Luiz Octávio Barros was asking about scripts we feed ChatGPT the other day. I mentioned this:
Which is a very boring example of an (over the word count) type IGCSE ESL text I generate for correction practice. I’m not *massively* into correction tasks like this, but my learners do need practice and reminding of common errors to look out for when self-correcting.
Anyway, I’m still not a massive ChatGPTer. I’m trying to work out how to best use (or get learners to use) the tool productively/efficiently/purposefully/etc. Thought I’d start documenting some of my ChatGPT uses, however off-the-cuff/unpolished, and reflect on their value (if any).
Today’s lesson was a springboard to our new unit on food (Cambridge IGCSE ESL, Part 1, Unit 3…). My hour-long primer / vocab review / diagnostic type thing involved activities such as:
- One minute challenge! How many words do you know related to: cooking verbs, adjectives related to food prep, tastes/flavours, cuisines, types of diet, etc.
- List three dishes from your country. Make notes on the dish name, when it’s traditionally/typically eaten, ingredients, how it’s prepared, what it tastes like. Describe each dish to classmates – which dish sounds most weird/delicious/like own cuisine/etc
- Student A: you’re bringing your mate from another country to a local restaurant. The whole menu is in your language and they can’t read it! Listen to their questions about dietary requirements, preferences, etc. Explain and recommend dishes. Student B: you can’t read the menu, you’re fussy. Ask for recommendations. Etc. (This is like my lesson for Onestop English here)
- Discussion topics on food, like ‘my food heaven/my food hell’
So, how did I add ChatGPT into proceedings? Was it valuable? Did it get in the way?
One minute challenge:
After learners reviewed existing vocab and played a little word tennis, we asked ChatGPT to list 10 common items for each topic. Learners (just for fun) saw how many items matched their own guesses. Then they reviewed the other words to see what they already knew. They fed ChatGPT instructions to provide a translation in brackets after each item, then I asked them to relate new words from ChatGPT output to their own cuisine (which food from your country is [taste/preparation method/etc]?)
Verdict: It was a bit of a vocab upgrade. ‘marinated’ and ‘fermented’ came up, both being useful vocab for Koreans describing their cuisine. It didn’t offer much, but it was quick, generated some chat, 5 minutes well spent. Prone to less useful vocab off-the-cuff though so not that principled.
Describing dishes from your culture:
I asked learners to note down info about dishes from their cuisine in a table under these headings: name, when is it traditionally eaten, ingredients, preparation, taste. They struggled to generate ideas and there were vocab gaps. So, we asked ChatGPT to provide examples, and do so in note/bullet point form. That was good support and helped with activity flow, but it took out a bit of independent research from learners. Still, it gave learners some of the key vocab to work with and to store for future practice:

Verdict: This is an IGCSE ESL speaking-type question (‘Can you describe a typical dish from your country?’), The model from ChatGPT did help with some specific vocabulary.

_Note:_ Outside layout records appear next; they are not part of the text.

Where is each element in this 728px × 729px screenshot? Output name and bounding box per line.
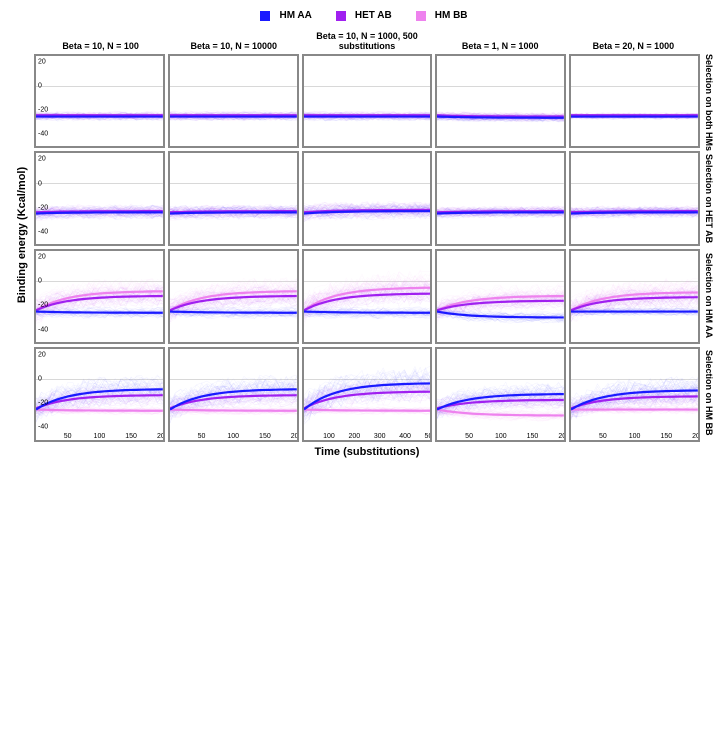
panel: -40-20020 bbox=[34, 151, 165, 246]
y-ticks: -40-20020 bbox=[38, 153, 58, 244]
column-header: Beta = 1, N = 1000 bbox=[434, 28, 567, 54]
legend-label: HM BB bbox=[435, 10, 468, 21]
row-header: Selection on HET AB bbox=[700, 151, 718, 248]
chart-grid: Binding energy (Kcal/mol) Beta = 10, N =… bbox=[10, 28, 718, 464]
legend-item: HET AB bbox=[330, 10, 398, 21]
panel bbox=[168, 54, 299, 149]
x-ticks: 50100150200 bbox=[437, 430, 564, 440]
legend-label: HM AA bbox=[279, 10, 311, 21]
column-header: Beta = 10, N = 100 bbox=[34, 28, 167, 54]
y-axis-label: Binding energy (Kcal/mol) bbox=[16, 166, 28, 302]
column-headers: Beta = 10, N = 100Beta = 10, N = 10000Be… bbox=[34, 28, 700, 54]
panel bbox=[302, 54, 433, 149]
legend-swatch bbox=[260, 11, 270, 21]
panel: 50100150200 bbox=[569, 347, 700, 442]
row-headers: Selection on both HMsSelection on HET AB… bbox=[700, 28, 718, 442]
panel-grid: -40-20020-40-20020-40-20020-40-200205010… bbox=[34, 54, 700, 442]
x-ticks: 50100150200 bbox=[170, 430, 297, 440]
panel: -40-2002050100150200 bbox=[34, 347, 165, 442]
column-header: Beta = 20, N = 1000 bbox=[567, 28, 700, 54]
legend-label: HET AB bbox=[355, 10, 392, 21]
x-ticks: 100200300400500 bbox=[304, 430, 431, 440]
legend-swatch bbox=[416, 11, 426, 21]
panel bbox=[569, 151, 700, 246]
panel bbox=[435, 151, 566, 246]
row-header: Selection on both HMs bbox=[700, 54, 718, 151]
panel bbox=[302, 249, 433, 344]
panel: 50100150200 bbox=[435, 347, 566, 442]
legend: HM AA HET AB HM BB bbox=[10, 10, 718, 24]
panel bbox=[569, 54, 700, 149]
row-header: Selection on HM AA bbox=[700, 248, 718, 345]
legend-item: HM BB bbox=[410, 10, 474, 21]
panel bbox=[168, 151, 299, 246]
y-ticks: -40-20020 bbox=[38, 56, 58, 147]
legend-item: HM AA bbox=[254, 10, 317, 21]
panel: -40-20020 bbox=[34, 249, 165, 344]
column-header: Beta = 10, N = 1000, 500 substitutions bbox=[300, 28, 433, 54]
panel: 100200300400500 bbox=[302, 347, 433, 442]
panel: -40-20020 bbox=[34, 54, 165, 149]
y-ticks: -40-20020 bbox=[38, 251, 58, 342]
panel bbox=[435, 249, 566, 344]
panel bbox=[569, 249, 700, 344]
y-ticks: -40-20020 bbox=[38, 349, 58, 440]
x-ticks: 50100150200 bbox=[571, 430, 698, 440]
panel: 50100150200 bbox=[168, 347, 299, 442]
panel bbox=[302, 151, 433, 246]
panel bbox=[168, 249, 299, 344]
legend-swatch bbox=[336, 11, 346, 21]
x-axis-label: Time (substitutions) bbox=[34, 442, 700, 464]
column-header: Beta = 10, N = 10000 bbox=[167, 28, 300, 54]
row-header: Selection on HM BB bbox=[700, 345, 718, 442]
x-ticks: 50100150200 bbox=[36, 430, 163, 440]
panel bbox=[435, 54, 566, 149]
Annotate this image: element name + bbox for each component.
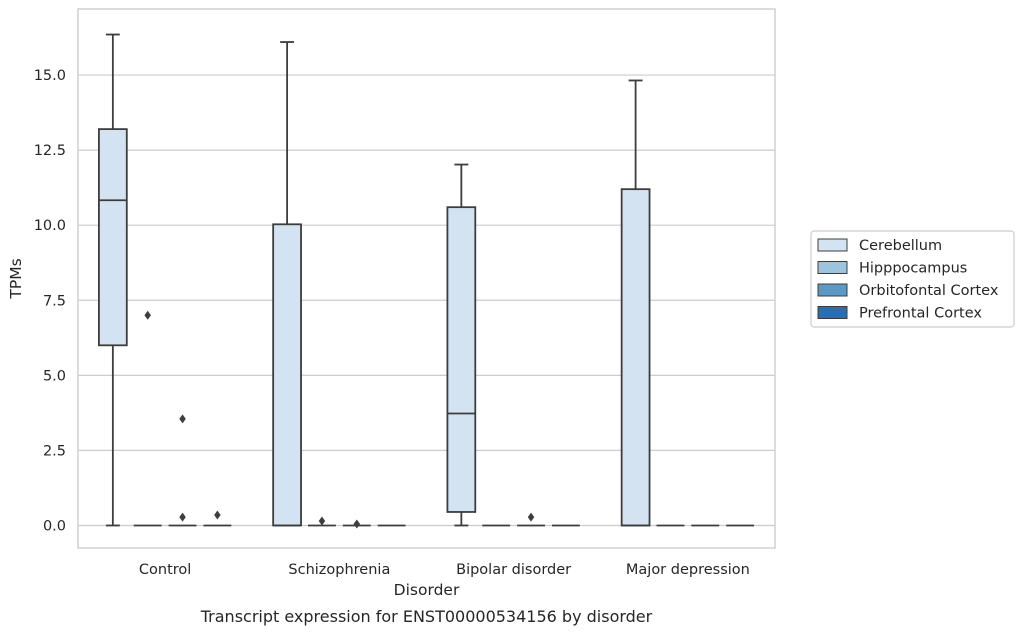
y-tick-label: 10.0 (34, 218, 66, 234)
box-orbitofontal-cortex (517, 512, 545, 527)
chart-caption: Transcript expression for ENST0000053415… (200, 607, 653, 626)
outlier-point (214, 510, 221, 520)
legend-swatch (817, 238, 848, 252)
x-axis-ticks: Control Schizophrenia Bipolar disorder Majo… (139, 562, 750, 578)
outlier-point (179, 414, 186, 424)
box-iqr (272, 223, 302, 527)
outlier-point (527, 512, 535, 522)
box-cerebellum (620, 79, 651, 527)
plot-frame (77, 8, 776, 549)
x-tick-label: Control (139, 562, 191, 578)
box-orbitofontal-cortex (342, 519, 371, 529)
gridlines (78, 74, 775, 527)
x-tick-label: Major depression (626, 562, 750, 578)
box-cerebellum (272, 41, 302, 527)
legend: Cerebellum Hipppocampus Orbitofontal Corte… (810, 230, 1015, 328)
legend-entry: Orbitofontal Cortex (859, 283, 999, 299)
legend-entry: Hipppocampus (859, 261, 967, 277)
outlier-point (353, 519, 361, 529)
box-orbitofontal-cortex (168, 414, 197, 527)
box-prefrontal-cortex (203, 510, 232, 527)
box-cerebellum (446, 163, 477, 527)
legend-entry: Prefrontal Cortex (859, 306, 982, 322)
x-tick-label: Schizophrenia (288, 562, 390, 578)
box-iqr (446, 206, 477, 513)
boxes (98, 33, 755, 529)
box-iqr (620, 188, 651, 527)
legend-frame (810, 230, 1015, 328)
y-axis-ticks: 0.0 2.5 5.0 7.5 10.0 12.5 15.0 (34, 68, 66, 534)
legend-swatch (817, 261, 848, 274)
y-tick-label: 7.5 (43, 293, 66, 309)
outlier-point (144, 310, 151, 320)
outlier-point (318, 516, 326, 526)
box-iqr (98, 128, 128, 347)
y-tick-label: 15.0 (34, 68, 66, 84)
box-hipppocampus (133, 310, 162, 527)
box-cerebellum (98, 33, 128, 527)
y-tick-label: 2.5 (43, 443, 66, 459)
legend-swatch (817, 283, 848, 297)
y-tick-label: 0.0 (43, 518, 66, 534)
x-axis-label: Disorder (394, 581, 460, 599)
legend-entry: Cerebellum (859, 238, 942, 254)
x-tick-label: Bipolar disorder (456, 562, 571, 578)
y-axis-label: TPMs (7, 258, 25, 299)
outlier-point (179, 512, 186, 522)
legend-swatch (817, 306, 848, 319)
y-tick-label: 12.5 (34, 143, 66, 159)
box-hipppocampus (308, 516, 336, 527)
y-tick-label: 5.0 (43, 368, 66, 384)
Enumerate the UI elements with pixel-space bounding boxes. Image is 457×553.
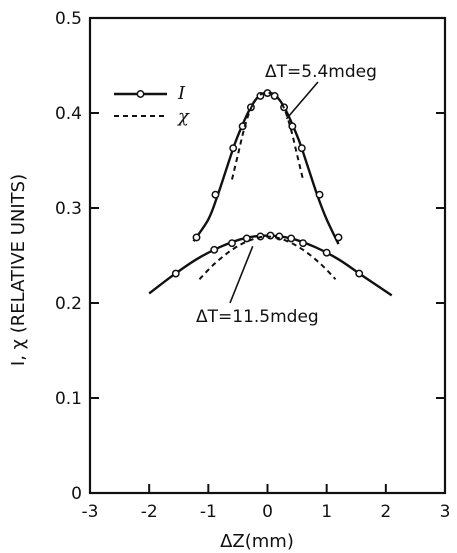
legend-marker	[136, 90, 145, 98]
data-point	[299, 239, 307, 248]
legend-label: χ	[176, 106, 190, 127]
x-tick-label: 2	[380, 502, 391, 522]
data-point	[228, 239, 236, 248]
data-point	[171, 269, 180, 278]
y-tick-label: 0.1	[55, 389, 82, 409]
annotation-dt-11-5: ΔT=11.5mdeg	[196, 307, 319, 327]
y-axis-label: I, χ (RELATIVE UNITS)	[8, 174, 29, 366]
series-I-11.5	[148, 231, 393, 297]
data-point	[211, 190, 220, 199]
series-line	[198, 235, 337, 280]
series-line	[231, 92, 304, 180]
data-point	[297, 144, 306, 153]
data-point	[242, 234, 251, 243]
y-tick-label: 0.2	[55, 294, 82, 314]
legend-item-I: I	[114, 83, 186, 104]
x-tick-label: -1	[200, 502, 217, 522]
series-line	[148, 234, 393, 297]
y-tick-label: 0.3	[55, 199, 82, 219]
y-tick-label: 0.5	[55, 9, 82, 29]
data-point	[229, 144, 238, 153]
y-tick-label: 0	[71, 484, 82, 504]
annotation-leader	[229, 245, 254, 304]
data-point	[322, 248, 331, 257]
series-chi-11.5	[198, 235, 337, 280]
data-point	[210, 245, 219, 254]
x-tick-label: 1	[321, 502, 332, 522]
series-I-5.4	[192, 89, 343, 245]
x-axis-label: ΔZ(mm)	[220, 531, 294, 552]
data-point	[287, 234, 296, 243]
x-tick-label: 3	[440, 502, 451, 522]
data-point	[355, 269, 364, 278]
x-tick-label: -3	[82, 502, 99, 522]
legend: Iχ	[114, 83, 190, 127]
data-point	[334, 233, 343, 242]
x-tick-label: 0	[262, 502, 273, 522]
tick-marks	[89, 17, 446, 494]
tick-labels: -3 -1 0 1 2 3 -2 0 0.1 0.2 0.3 0.4 0.5	[55, 9, 450, 522]
series-line	[192, 91, 340, 245]
annotation-leader	[285, 81, 319, 120]
series-layer	[148, 89, 393, 297]
data-point	[315, 190, 324, 199]
data-point	[192, 233, 201, 242]
series-chi-5.4	[231, 92, 304, 180]
y-tick-label: 0.4	[55, 104, 82, 124]
data-point	[288, 122, 297, 131]
annotation-layer: ΔT=5.4mdeg ΔT=11.5mdeg	[196, 62, 377, 327]
annotation-dt-5-4: ΔT=5.4mdeg	[265, 62, 377, 82]
x-tick-label: -2	[141, 502, 158, 522]
legend-item-chi: χ	[114, 106, 190, 127]
legend-label: I	[177, 83, 186, 104]
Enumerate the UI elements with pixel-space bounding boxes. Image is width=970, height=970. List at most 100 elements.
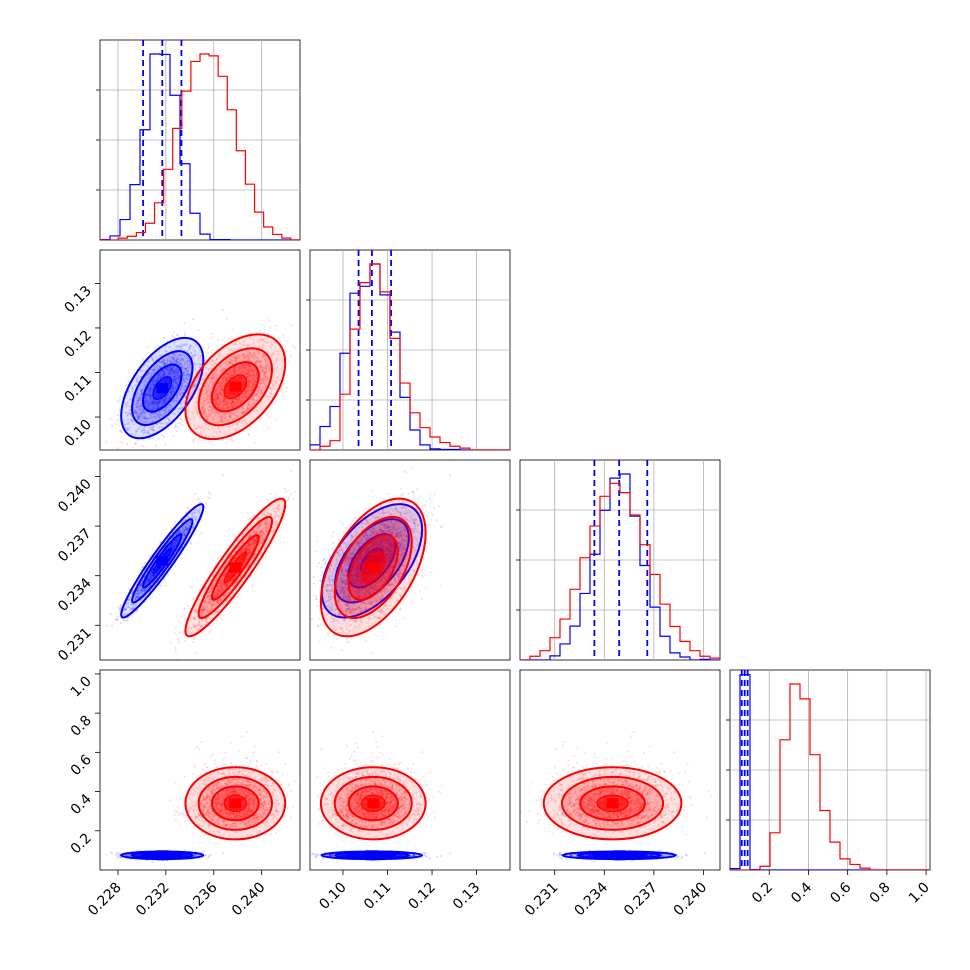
sample-point bbox=[174, 372, 177, 375]
sample-point bbox=[263, 382, 266, 386]
sample-point bbox=[252, 374, 255, 377]
sample-point bbox=[209, 405, 212, 408]
sample-point bbox=[265, 378, 268, 381]
sample-point bbox=[171, 358, 175, 361]
sample-point bbox=[171, 355, 174, 358]
sample-point bbox=[210, 377, 213, 380]
sample-point bbox=[137, 413, 140, 416]
sample-point bbox=[225, 363, 228, 366]
sample-point bbox=[177, 403, 180, 406]
sample-point bbox=[241, 364, 244, 367]
sample-point bbox=[152, 424, 155, 428]
sample-point bbox=[152, 378, 155, 381]
sample-point bbox=[186, 350, 189, 353]
sample-point bbox=[144, 417, 147, 420]
sample-point bbox=[178, 376, 181, 379]
sample-point bbox=[160, 402, 164, 405]
sample-point bbox=[268, 369, 271, 372]
sample-point bbox=[119, 395, 122, 398]
sample-point bbox=[166, 359, 169, 362]
sample-point bbox=[155, 422, 159, 426]
sample-point bbox=[188, 363, 191, 366]
sample-point bbox=[175, 368, 178, 371]
sample-point bbox=[191, 355, 194, 358]
sample-point bbox=[252, 383, 255, 386]
sample-point bbox=[256, 360, 259, 364]
sample-point bbox=[220, 391, 223, 394]
sample-point bbox=[151, 402, 155, 405]
sample-point bbox=[139, 370, 142, 373]
sample-point bbox=[218, 391, 221, 394]
sample-point bbox=[196, 362, 199, 366]
sample-point bbox=[150, 393, 153, 396]
sample-point bbox=[179, 354, 182, 357]
sample-point bbox=[168, 371, 171, 375]
sample-point bbox=[233, 359, 236, 363]
sample-point bbox=[176, 357, 179, 360]
sample-point bbox=[239, 371, 242, 374]
sample-point bbox=[149, 392, 152, 395]
sample-point bbox=[204, 449, 207, 450]
sample-point bbox=[207, 345, 210, 348]
sample-point bbox=[147, 417, 151, 420]
sample-point bbox=[173, 399, 177, 402]
sample-point bbox=[185, 343, 188, 346]
sample-point bbox=[247, 388, 250, 391]
sample-point bbox=[226, 398, 229, 401]
sample-point bbox=[207, 407, 210, 411]
sample-point bbox=[217, 406, 220, 409]
sample-point bbox=[200, 398, 203, 401]
sample-point bbox=[224, 377, 227, 380]
sample-point bbox=[245, 397, 248, 400]
sample-point bbox=[236, 372, 239, 376]
sample-point bbox=[162, 374, 165, 377]
sample-point bbox=[233, 369, 236, 373]
sample-point bbox=[271, 387, 274, 390]
sample-point bbox=[210, 427, 214, 430]
sample-point bbox=[215, 402, 219, 405]
sample-point bbox=[149, 426, 152, 429]
sample-point bbox=[166, 416, 169, 420]
sample-point bbox=[233, 413, 236, 416]
sample-point bbox=[146, 373, 149, 376]
sample-point bbox=[209, 398, 212, 401]
sample-point bbox=[138, 408, 142, 411]
sample-point bbox=[141, 357, 145, 360]
sample-point bbox=[152, 405, 155, 409]
sample-point bbox=[265, 365, 268, 368]
sample-point bbox=[181, 391, 184, 394]
sample-point bbox=[164, 363, 167, 366]
sample-point bbox=[204, 358, 207, 361]
sample-point bbox=[245, 365, 248, 368]
sample-point bbox=[233, 368, 236, 372]
sample-point bbox=[158, 399, 162, 402]
sample-point bbox=[152, 404, 156, 408]
sample-point bbox=[186, 364, 189, 368]
sample-point bbox=[236, 422, 239, 425]
sample-point bbox=[200, 402, 203, 405]
sample-point bbox=[132, 423, 135, 426]
sample-point bbox=[217, 403, 220, 406]
sample-point bbox=[218, 430, 222, 433]
sample-point bbox=[162, 375, 165, 378]
sample-point bbox=[228, 377, 231, 380]
sample-point bbox=[109, 613, 112, 616]
sample-point bbox=[250, 369, 253, 372]
sample-point bbox=[188, 374, 191, 377]
sample-point bbox=[237, 401, 240, 404]
sample-point bbox=[221, 414, 224, 417]
sample-point bbox=[143, 411, 146, 414]
sample-point bbox=[221, 415, 224, 418]
sample-point bbox=[123, 423, 126, 426]
sample-point bbox=[143, 380, 146, 383]
sample-point bbox=[192, 388, 195, 392]
sample-point bbox=[158, 375, 162, 378]
sample-point bbox=[228, 411, 231, 414]
sample-point bbox=[223, 397, 226, 401]
sample-point bbox=[249, 352, 252, 355]
sample-point bbox=[153, 368, 156, 371]
sample-point bbox=[189, 380, 192, 384]
sample-point bbox=[248, 386, 251, 389]
sample-point bbox=[156, 407, 159, 410]
sample-point bbox=[229, 360, 232, 363]
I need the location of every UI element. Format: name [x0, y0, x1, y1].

Learners could use ChatGPT to help with planning for speaking tasks, but you’ve got to tell it to be concise, and maybe only get *some* support (like two examples per box) or support for certain info only.
I think this would be better used as the basis for a table completion task first. I’ll adapt next time. It did give me an idea to quickly make barrier games though, which was cool and seems obvious now.

Mock menu for a roleplay:
So, whenever I’ve done this activity before I just get learners to search for an authentic menu in their own language online. This proved a bit faffy, so I just asked them to get ChatGPT to create one. It didn’t look the best, but it served a purpose.
Verdict: meh, nothing much really, just a quick prompt.
Speaking/vocab tasks
We used 6×6 dice-roll grids of tasks/questions in our Pearson IGCSE ESL book to review prior knowledge. You roll twice to get coordinates for your question or challenge. You could make them quite easily using ChatGPT:

This was pretty useful actually, as chats using this brought up some good vocab and discussion. And with some you can end up springboarding to off-the-cuff tasks, like how ‘describe a time you tried a new food’ becoming a mini stage on telling better anecdotes.
On an aside from the rather generic ‘food’ topic, I can see how I can use that type of grid for a knowledge review in a weeks’ time of Boy Overboard with the Year 7s (although based on the examples below I’ll have to check it’s all relevant to Chapters 1-5!):

Overall:
A few good experiments. Probably the support for notetaking was my favourite. I can see how I can use this type of support earlier in the year then reduce it, get learners to add more ideas, etc. Very quick to create. As was the info gap based on it, so I’ll bear that in mind.
Nothing ground-breaking and mostly in the ‘time-saver’ category I guess. And perfect for these start-of-a-topic get them chatting type activities.
Let’s see what the next experiments bring.